Figure shows a conducting disc rotating about its axis in a perpendicular magnetic field B. A resistor of resistance R is connected between the centre and the rim. Calculate the current in the resistor. Does it enter the disc or leave it at the centre? The radius of the disc is 5.0 cm, angular speed ω = 10 rad/s, B = 0.40 T and R = 10 Ω.

Answer 1

Given:-

Magnetic field perpendicular to the disc, B = 0.40 T

Angular speed, ω = 10 rad/s

Resistance, R = 10 Ω

Radius of the disc, r = 5 cm = 0.5 m

Let us consider a rod of length 0.05 m fixed at the centre of the disc and rotating with the same ω.

Now,

\[v = \frac{l}{2} \times \omega = \frac{0 . 05}{2} \times 10\]

\[e = Blv\]

\[       = 0 . 40 \times 0 . 05 \times \frac{0 . 05}{2} \times 10\]
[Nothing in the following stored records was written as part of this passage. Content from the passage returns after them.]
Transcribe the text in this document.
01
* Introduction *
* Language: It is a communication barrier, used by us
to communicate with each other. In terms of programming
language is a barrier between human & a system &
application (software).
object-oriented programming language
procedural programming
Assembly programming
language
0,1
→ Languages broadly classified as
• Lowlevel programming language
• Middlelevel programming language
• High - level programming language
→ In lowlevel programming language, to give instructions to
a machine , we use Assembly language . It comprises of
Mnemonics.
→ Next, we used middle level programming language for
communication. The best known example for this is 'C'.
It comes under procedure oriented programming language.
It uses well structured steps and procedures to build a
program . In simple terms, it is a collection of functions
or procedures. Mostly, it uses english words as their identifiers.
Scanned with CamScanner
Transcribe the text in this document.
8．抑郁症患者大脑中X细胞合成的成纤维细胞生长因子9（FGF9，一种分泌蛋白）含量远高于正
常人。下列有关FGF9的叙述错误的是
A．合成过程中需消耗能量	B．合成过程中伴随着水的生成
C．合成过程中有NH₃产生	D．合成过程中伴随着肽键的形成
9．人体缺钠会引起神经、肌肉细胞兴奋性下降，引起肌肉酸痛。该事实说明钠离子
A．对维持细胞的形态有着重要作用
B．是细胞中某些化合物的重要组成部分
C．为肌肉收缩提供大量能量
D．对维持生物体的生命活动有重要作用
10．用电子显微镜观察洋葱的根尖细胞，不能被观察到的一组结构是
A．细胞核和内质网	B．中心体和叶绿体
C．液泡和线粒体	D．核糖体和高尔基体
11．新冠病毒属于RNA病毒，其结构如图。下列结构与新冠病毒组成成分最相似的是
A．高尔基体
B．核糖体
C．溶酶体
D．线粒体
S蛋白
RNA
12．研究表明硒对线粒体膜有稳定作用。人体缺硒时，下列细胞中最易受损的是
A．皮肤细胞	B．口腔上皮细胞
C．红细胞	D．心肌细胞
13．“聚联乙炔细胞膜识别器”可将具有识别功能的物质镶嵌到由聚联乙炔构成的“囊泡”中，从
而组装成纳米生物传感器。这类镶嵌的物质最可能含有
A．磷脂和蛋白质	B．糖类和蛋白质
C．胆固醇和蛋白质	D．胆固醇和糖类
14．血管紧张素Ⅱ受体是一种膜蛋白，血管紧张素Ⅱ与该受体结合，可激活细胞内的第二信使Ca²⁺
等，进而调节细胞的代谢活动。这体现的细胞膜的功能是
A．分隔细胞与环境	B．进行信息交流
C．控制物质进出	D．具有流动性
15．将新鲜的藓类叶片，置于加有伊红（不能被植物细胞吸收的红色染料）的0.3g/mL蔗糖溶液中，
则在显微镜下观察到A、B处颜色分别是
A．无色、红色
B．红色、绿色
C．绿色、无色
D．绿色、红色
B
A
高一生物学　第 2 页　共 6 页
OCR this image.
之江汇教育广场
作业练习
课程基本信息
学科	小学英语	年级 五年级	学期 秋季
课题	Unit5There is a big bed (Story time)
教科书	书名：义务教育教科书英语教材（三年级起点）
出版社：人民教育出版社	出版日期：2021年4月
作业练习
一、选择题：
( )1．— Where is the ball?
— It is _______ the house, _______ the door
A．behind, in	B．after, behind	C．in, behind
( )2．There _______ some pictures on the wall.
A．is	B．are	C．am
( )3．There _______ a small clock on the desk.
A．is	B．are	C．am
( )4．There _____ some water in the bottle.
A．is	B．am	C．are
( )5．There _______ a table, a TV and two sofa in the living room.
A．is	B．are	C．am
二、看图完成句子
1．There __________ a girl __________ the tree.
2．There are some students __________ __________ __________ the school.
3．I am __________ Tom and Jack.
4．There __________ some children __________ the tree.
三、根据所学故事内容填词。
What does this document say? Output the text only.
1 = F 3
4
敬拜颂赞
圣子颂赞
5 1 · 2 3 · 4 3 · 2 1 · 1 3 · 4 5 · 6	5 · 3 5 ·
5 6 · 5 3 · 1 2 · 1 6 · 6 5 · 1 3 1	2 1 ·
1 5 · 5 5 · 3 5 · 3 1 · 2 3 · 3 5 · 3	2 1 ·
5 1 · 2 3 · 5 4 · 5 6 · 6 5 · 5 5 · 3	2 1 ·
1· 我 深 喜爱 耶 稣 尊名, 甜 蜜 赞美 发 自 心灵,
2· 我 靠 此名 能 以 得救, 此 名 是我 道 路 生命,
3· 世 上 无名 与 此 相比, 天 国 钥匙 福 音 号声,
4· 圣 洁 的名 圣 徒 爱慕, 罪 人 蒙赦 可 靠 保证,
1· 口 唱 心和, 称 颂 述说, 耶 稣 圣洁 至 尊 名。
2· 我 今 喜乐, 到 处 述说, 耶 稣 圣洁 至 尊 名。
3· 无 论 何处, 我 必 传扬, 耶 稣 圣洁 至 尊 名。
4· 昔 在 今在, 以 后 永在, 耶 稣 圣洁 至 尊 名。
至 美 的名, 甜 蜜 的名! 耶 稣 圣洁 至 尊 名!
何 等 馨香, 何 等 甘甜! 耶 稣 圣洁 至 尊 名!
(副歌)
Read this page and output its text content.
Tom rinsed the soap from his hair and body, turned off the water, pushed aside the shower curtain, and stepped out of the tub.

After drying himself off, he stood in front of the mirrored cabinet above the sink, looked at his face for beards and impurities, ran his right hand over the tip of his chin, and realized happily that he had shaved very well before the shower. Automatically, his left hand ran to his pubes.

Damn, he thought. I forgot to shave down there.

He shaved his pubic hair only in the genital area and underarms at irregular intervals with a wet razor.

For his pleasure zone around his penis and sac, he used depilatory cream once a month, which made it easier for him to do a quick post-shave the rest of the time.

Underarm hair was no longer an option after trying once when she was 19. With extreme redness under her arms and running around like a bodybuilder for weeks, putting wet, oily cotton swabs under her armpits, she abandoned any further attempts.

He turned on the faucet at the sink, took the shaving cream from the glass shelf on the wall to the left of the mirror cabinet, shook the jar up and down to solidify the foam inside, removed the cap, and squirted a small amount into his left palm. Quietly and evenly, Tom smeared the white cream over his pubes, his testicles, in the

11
\[       = 5 \times  {10}^{- 3}   V\]

\[i = \frac{e}{R}\]

\[     = \frac{5 \times {10}^{- 3}}{10} = 0 . 5  mA\]

As the disc is rotating in the anti-clockwise direction, the emf induced in the disc is such that the centre is at the higher potential and the periphery is at the lower potential. Thus, the current leaves from the centre.